Executive Overview

 

This is a teaching portfolio designed around one class, ECO336, “Women In the US Economy.” It is a course that, while it existed at the University of Wisconsin-La Crosse prior to my appointment, I redesigned it in 2001 and became the primary instructor for the course through 2005. I am creating this portfolio at the end of my “tenure” as the primary instructor for the course in order to create a point of reference for my future self as well as other instructors teaching the course. Furthermore, I think the course is a good example of using alternative methods of teaching and is a good model for the development of critical thinking. The topics in the course are, by necessity, extremely timely. As a result, preparation is constantly being revised and updated. Lastly, it is a writing-intensive course and therefore, has unique dimensions that other courses do not present.

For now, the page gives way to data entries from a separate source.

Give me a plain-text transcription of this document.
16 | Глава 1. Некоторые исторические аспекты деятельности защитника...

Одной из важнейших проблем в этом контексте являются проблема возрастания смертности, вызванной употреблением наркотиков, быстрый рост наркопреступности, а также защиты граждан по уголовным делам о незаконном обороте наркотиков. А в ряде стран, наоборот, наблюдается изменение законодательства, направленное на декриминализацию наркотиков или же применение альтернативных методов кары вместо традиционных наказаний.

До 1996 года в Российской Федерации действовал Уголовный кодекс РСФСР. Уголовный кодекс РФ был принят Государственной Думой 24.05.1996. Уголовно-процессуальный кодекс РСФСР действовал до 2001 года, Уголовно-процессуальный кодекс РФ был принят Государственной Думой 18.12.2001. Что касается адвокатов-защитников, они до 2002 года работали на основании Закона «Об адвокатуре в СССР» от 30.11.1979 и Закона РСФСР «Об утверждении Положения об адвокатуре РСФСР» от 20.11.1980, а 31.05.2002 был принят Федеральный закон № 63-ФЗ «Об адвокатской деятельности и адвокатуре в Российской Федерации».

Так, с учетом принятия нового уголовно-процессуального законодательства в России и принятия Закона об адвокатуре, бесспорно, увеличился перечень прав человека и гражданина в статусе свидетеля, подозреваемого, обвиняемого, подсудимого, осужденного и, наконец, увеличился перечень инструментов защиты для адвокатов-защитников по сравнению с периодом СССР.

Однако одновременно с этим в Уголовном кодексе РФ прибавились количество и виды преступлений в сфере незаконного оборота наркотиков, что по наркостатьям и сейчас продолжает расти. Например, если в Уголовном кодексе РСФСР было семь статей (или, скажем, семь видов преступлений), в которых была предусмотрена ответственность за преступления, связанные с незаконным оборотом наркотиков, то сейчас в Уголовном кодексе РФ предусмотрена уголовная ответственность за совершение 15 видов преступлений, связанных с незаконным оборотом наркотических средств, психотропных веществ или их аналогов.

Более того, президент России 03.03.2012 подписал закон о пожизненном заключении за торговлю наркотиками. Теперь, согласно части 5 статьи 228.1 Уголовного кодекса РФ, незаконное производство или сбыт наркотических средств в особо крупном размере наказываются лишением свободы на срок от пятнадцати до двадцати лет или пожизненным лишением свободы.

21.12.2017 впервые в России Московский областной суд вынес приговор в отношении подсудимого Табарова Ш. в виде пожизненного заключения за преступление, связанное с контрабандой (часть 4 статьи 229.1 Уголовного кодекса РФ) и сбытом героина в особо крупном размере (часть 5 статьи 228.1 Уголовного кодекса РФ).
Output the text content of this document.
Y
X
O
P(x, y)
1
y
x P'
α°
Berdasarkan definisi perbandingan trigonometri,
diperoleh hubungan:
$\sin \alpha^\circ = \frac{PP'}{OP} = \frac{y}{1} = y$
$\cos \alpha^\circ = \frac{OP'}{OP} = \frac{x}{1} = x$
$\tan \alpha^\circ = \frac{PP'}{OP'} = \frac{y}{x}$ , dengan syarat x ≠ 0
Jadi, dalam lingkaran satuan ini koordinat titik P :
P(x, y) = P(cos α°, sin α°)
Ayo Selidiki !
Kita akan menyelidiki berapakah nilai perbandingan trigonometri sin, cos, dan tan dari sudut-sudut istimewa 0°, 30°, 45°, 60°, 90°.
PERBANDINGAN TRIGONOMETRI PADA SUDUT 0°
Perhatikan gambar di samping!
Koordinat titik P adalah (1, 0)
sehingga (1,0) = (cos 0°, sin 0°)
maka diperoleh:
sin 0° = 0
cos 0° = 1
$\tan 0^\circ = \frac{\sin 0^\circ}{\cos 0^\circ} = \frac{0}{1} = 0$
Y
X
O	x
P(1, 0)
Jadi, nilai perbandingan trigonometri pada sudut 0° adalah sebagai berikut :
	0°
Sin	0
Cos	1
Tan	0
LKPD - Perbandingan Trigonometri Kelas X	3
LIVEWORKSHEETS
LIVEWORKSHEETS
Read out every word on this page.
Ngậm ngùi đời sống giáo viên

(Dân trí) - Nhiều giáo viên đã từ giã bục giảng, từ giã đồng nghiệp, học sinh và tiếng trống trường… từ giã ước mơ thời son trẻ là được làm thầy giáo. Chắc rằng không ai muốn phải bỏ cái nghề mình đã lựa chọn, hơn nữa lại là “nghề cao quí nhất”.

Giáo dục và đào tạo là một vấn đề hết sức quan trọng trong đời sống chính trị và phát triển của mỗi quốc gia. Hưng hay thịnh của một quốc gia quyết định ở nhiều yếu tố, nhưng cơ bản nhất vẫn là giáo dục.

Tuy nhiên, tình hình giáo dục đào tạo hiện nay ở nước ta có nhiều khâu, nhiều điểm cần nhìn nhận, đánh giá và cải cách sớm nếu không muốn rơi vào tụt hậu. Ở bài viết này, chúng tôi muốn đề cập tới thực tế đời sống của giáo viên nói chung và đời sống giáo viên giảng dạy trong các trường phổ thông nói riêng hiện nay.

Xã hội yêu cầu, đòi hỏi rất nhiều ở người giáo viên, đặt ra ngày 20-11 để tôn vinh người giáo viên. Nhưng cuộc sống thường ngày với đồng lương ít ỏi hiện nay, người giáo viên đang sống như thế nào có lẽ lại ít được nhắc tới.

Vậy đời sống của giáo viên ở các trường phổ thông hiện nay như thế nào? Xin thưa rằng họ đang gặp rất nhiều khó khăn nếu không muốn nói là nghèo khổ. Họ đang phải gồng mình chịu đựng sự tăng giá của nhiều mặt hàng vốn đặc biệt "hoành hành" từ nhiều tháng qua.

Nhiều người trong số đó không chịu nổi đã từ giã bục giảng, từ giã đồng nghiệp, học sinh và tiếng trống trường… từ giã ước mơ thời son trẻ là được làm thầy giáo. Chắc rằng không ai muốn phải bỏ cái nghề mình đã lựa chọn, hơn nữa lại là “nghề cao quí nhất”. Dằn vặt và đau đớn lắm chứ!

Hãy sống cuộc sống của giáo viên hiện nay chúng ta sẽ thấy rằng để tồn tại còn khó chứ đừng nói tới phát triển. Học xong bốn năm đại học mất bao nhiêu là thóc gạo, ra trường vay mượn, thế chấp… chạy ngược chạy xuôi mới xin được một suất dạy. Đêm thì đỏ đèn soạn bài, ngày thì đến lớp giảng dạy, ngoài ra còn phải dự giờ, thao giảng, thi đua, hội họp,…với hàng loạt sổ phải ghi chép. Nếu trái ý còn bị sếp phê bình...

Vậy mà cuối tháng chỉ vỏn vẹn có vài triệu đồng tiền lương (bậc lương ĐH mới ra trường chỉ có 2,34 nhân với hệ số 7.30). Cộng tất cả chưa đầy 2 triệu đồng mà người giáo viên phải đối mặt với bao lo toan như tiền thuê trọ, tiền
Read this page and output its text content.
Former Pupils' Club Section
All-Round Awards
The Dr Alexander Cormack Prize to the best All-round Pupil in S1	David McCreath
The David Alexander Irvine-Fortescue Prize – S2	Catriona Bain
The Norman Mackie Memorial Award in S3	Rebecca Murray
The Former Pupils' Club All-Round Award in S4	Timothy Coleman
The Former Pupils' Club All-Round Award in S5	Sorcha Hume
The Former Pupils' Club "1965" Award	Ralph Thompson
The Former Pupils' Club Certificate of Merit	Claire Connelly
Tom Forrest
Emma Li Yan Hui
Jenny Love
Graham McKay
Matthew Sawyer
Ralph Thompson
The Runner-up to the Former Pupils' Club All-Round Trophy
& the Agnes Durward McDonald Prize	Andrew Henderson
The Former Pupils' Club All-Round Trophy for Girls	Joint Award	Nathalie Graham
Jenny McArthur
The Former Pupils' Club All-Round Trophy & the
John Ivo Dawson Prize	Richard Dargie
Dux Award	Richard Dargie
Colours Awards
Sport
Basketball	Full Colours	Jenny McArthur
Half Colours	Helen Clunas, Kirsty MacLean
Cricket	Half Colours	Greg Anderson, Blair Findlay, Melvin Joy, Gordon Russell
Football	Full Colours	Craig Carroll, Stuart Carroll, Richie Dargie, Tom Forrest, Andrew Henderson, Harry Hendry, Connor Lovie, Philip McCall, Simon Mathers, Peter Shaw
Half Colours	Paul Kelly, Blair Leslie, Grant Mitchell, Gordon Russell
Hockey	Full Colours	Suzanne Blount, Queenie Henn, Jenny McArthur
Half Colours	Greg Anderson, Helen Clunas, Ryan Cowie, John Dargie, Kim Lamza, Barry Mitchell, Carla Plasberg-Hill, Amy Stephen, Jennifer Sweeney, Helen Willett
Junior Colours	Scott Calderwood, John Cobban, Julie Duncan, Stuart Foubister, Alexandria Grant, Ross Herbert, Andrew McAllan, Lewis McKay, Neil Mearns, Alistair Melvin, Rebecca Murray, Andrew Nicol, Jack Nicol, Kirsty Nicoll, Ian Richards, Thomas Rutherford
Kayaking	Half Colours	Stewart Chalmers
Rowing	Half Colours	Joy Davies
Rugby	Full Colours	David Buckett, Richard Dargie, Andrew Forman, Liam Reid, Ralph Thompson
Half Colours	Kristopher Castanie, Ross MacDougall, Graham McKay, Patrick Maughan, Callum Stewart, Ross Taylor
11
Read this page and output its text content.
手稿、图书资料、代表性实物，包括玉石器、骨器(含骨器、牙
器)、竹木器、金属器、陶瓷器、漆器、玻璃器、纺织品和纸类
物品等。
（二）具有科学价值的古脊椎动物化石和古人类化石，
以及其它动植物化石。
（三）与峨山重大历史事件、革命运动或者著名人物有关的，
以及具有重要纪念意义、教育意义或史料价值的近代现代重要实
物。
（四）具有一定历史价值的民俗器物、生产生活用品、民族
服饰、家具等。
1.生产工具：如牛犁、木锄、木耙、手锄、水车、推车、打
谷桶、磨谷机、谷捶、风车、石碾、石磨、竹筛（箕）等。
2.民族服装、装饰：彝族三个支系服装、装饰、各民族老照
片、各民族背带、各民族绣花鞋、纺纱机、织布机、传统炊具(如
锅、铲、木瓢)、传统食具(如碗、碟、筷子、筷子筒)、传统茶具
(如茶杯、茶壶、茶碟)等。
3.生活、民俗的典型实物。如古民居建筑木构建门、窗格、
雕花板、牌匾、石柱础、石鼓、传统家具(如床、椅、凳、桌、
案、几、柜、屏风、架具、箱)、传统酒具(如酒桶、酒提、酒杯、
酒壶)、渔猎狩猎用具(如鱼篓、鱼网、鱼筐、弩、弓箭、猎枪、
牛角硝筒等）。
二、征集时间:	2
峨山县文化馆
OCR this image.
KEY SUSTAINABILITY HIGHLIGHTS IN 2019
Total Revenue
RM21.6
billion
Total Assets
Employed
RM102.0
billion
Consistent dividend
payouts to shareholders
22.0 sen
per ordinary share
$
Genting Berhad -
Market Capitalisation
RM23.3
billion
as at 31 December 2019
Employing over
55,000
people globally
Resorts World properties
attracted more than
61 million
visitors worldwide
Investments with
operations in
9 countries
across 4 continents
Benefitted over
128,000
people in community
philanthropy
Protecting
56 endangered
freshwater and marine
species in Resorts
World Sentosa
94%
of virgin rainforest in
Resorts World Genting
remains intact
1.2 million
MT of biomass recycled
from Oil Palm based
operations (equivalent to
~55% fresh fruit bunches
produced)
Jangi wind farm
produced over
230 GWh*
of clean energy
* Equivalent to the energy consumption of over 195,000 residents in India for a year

            As I write this, it is the end of the fall semester of 2005 and I will not be teaching this course for at least one year. I would be dishonest if I did not admit that I am glad to be taking a break from the course. It has, as they say, a lot of baggage. Firstly, it is unique in that it is a women’s studies course in the College of Business Administration. I should say, THE women’s studies course in the CBA. I think that students often come to this course with particular expectations that they would not have in another course and as such, these expectations present challenges to the instructor. Secondly, the course is a 300 level general education course in the department of economics. Being a 300 level course, I have certain expectations about the amount of reading that I can expect students to do, and the quality of the writing that I expect students to be able to produce within the class not to mention their analytic capabilities.        Often the students do not enter the class with the same expectations of themselves, and many times, the students are even first-semester freshmen who had been advised to take the course. Thirdly, the course is writing-intensive. This demands both formal and informal writing from the students as well as a healthy does of reading and critical analysis. Fourthly, because the course is an upper-level economics course but, ironically, requires no 100-level economics prerequisites, it is a challenge to simultaneously use economic concepts, challenge the students, and remain within the constraints of the prerequisites. Lastly, what makes the course particularly interesting is that because it essentially “kills three birds with one stone” for students in the College of Business, it attracts nearly fifty percent men (extremely unique for a women’s studies course). I have loved teaching it, but find that I need a break, at least for a while. When I’m ready, I’d like to refer to this document, and jump back into the fray.